New Initiative To Anticipate Future Of AIDS
World Economic Forum created aids2031, a global initiative dedicated to taking a critical look at what we need to do now in order to change the face of AIDS by 2031. The year 2031 will mark 50 years since AIDS was first reported.
According to Stefano Bertozzi, chairperson of the aids2031 steering committee and director of health economics and evaluation for the National Institute of Public Health in Cuernavaca, Mexico, the focus of aids2031 is greatly needed.
"Despite more than a quarter century of experience, and some real results, HIV continues to spread and to destabilize whole sections of the globe. Short term solutions have clearly not worked," said Bertozzi. "It is now time for those in positions of influence to take a longer-term more comprehensive view of what AIDS is doing not only to global health, but also to international politics, economics and our hopes for the future."
aids2031 brings together economists, epidemiologists, social and political scientists, and communication experts to generate new thinking about AIDS. "We are committed to a simple premise: what works best to generate short-term results is often not the best way to reverse the epidemic in the long run," says Bertozzi. "We are looking at everything with new lenses and fresh perspectives."
According to Peter Piot, executive director of UNAIDS, it is time to shift today's global AIDS response from primarily a short-term crisis management approach to include planning for a long-term sustained response. "While global warming is moving from being a long-wave to short-wave phenomenon, we are seeing AIDS move from being a short-term emergency to becoming a long-wave phenomenon," says Piot. "We must look at what we can do differently now in order to influence the future face of AIDS."
"For me, the critical question relates to leadership and what type of leadership we want over the next 20, 30 or 50 years," explains Zackie Achmat, leader of the South Africa Treatment Action Campaign and member of the aids2031 steering committee. "A program of leadership doesn't just look at the easy parts of the epidemic but also at the hard parts."
aids2031 was established to ask some of the hard questions facing the future of AIDS.
"We are especially pleased to be one of the principal supporters of aids2031, a consortium of partners who have come together to look at what we have learned in the first 25 years of the AIDS response, take into account the changing world around AIDS, and map options for the future," said Jean-Louis Schiltz, minister for development cooperation and humanitarian affairs of Luxembourg. The government of Luxembourg and several other foundations are early supporters of aids2031.
"Any business knows that not investing for the future can lead to ultimate failure. aids2031 will start to shift our response from largely short-term spending, based on current needs, to longer term investing, with potential for great future dividends," notes Rajat Gupta, chair of the Global Fund to Fight AIDS, Tuberculosis and Malaria.
aids2031 has nine working groups in the following areas: leadership, financing, social drivers, modeling the epidemic, programmatic response, science and technology, communication, the special needs of hyper-endemic countries, and of countries in rapid economic transition.
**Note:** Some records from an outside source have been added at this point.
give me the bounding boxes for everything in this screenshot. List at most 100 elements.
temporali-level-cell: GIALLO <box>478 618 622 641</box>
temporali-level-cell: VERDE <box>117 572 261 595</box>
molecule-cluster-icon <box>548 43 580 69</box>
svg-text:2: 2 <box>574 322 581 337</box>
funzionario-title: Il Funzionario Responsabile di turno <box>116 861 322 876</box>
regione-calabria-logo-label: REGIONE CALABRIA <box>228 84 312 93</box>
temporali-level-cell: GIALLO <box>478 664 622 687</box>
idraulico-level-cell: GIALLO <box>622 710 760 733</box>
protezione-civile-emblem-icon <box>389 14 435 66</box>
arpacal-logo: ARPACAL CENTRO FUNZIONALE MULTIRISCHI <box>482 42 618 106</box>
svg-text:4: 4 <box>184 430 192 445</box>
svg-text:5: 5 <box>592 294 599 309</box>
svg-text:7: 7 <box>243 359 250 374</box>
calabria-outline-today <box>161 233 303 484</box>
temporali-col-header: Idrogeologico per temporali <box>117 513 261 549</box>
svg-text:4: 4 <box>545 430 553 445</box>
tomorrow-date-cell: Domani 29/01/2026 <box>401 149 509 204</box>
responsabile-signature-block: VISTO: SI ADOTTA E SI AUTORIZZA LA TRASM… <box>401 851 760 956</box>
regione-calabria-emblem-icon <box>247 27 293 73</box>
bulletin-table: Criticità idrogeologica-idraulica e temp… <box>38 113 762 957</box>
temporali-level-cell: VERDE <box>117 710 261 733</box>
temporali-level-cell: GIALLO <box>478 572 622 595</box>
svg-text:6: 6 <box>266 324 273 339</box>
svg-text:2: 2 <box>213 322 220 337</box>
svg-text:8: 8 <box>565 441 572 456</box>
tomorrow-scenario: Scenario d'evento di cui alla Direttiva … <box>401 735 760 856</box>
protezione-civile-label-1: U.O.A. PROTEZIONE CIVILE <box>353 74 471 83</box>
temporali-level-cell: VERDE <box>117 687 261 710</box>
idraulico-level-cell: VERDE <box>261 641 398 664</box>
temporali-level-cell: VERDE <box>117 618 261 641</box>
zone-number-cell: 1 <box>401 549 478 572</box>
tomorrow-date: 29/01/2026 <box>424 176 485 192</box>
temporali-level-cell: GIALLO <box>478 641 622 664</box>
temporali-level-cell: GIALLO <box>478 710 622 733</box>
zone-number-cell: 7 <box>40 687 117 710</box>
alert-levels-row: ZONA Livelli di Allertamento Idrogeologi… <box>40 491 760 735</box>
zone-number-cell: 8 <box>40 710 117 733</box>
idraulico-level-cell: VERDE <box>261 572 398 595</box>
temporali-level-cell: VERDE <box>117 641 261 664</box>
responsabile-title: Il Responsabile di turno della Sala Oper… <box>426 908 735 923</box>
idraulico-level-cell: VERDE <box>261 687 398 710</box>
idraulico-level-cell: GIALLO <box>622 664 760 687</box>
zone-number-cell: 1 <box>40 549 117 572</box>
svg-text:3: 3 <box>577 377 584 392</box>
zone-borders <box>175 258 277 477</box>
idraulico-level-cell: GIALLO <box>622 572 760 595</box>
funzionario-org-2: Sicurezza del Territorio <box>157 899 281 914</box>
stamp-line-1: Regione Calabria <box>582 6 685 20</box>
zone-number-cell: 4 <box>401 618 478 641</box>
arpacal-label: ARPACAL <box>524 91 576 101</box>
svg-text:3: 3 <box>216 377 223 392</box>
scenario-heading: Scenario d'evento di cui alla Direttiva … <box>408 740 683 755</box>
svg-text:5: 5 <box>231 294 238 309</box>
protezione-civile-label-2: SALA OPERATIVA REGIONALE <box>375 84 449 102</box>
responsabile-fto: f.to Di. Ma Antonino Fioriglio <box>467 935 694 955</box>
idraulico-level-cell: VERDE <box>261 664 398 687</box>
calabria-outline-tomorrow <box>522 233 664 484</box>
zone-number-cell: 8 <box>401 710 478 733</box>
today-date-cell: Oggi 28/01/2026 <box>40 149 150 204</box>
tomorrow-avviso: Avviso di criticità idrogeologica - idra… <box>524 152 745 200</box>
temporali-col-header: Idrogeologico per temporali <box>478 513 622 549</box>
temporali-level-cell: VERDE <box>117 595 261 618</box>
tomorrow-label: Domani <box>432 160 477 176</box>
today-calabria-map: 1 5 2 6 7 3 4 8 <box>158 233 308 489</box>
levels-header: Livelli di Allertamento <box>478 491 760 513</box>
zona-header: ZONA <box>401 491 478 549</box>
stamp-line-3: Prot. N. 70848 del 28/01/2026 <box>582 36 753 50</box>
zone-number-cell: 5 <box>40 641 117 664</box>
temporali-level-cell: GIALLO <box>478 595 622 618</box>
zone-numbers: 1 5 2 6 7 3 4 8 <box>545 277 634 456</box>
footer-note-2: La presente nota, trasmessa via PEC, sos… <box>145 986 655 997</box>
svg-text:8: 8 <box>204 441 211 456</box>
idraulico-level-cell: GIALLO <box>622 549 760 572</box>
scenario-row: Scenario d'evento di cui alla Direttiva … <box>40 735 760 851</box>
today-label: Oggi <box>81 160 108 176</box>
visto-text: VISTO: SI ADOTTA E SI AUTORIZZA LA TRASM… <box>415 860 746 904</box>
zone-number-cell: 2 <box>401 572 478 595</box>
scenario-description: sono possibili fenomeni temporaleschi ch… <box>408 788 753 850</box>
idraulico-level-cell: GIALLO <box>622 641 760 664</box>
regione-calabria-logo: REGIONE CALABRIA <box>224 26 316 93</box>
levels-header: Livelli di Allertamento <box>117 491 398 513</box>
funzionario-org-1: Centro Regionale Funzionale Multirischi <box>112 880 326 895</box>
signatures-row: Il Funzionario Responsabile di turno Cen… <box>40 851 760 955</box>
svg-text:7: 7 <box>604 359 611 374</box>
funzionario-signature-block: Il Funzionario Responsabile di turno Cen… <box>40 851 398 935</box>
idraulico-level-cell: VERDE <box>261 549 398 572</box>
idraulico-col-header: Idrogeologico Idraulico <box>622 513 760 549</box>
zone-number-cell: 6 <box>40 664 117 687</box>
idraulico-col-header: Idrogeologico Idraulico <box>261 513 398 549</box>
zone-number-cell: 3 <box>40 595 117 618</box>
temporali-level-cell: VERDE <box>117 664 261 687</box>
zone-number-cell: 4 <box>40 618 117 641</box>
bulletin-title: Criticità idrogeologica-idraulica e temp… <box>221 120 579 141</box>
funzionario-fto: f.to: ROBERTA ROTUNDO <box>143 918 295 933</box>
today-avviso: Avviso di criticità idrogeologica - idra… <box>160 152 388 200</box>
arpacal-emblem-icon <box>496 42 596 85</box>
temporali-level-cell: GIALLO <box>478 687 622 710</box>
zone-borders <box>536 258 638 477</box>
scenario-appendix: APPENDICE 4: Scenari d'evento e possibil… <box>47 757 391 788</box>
The initiative will conduct a series of think tanks, public conversations, broadcast dialogues and programming, youth summits, original research, as well as web-based discussions designed to get people throughout the world thinking about the question "how can we best prepare for and live with AIDS in the future?"
"aids2031 offers great promise for planning, research and development," says Tachi Yamada, president of the Global Health Program at the Bill and Melinda Gates Foundation. "The knowledge it generates will allow individual countries and the global community to better target their efforts, yielding long-term benefits in the fight against AIDS."
"aids2031 has come at a critical turning point in the epidemic as we increasingly confront the reality of long term, and growing, funding needs," says Michel Kazatchkine, head of the Global Fund. "We look to aids2031 to help us plan our investments for the future."
In 2009, the aids2031 steering committee will release An Agenda for the Future, a report of their final recommendations. It is hoped that these recommendations can guide countries as well as donors as they plan for the future response to AIDS.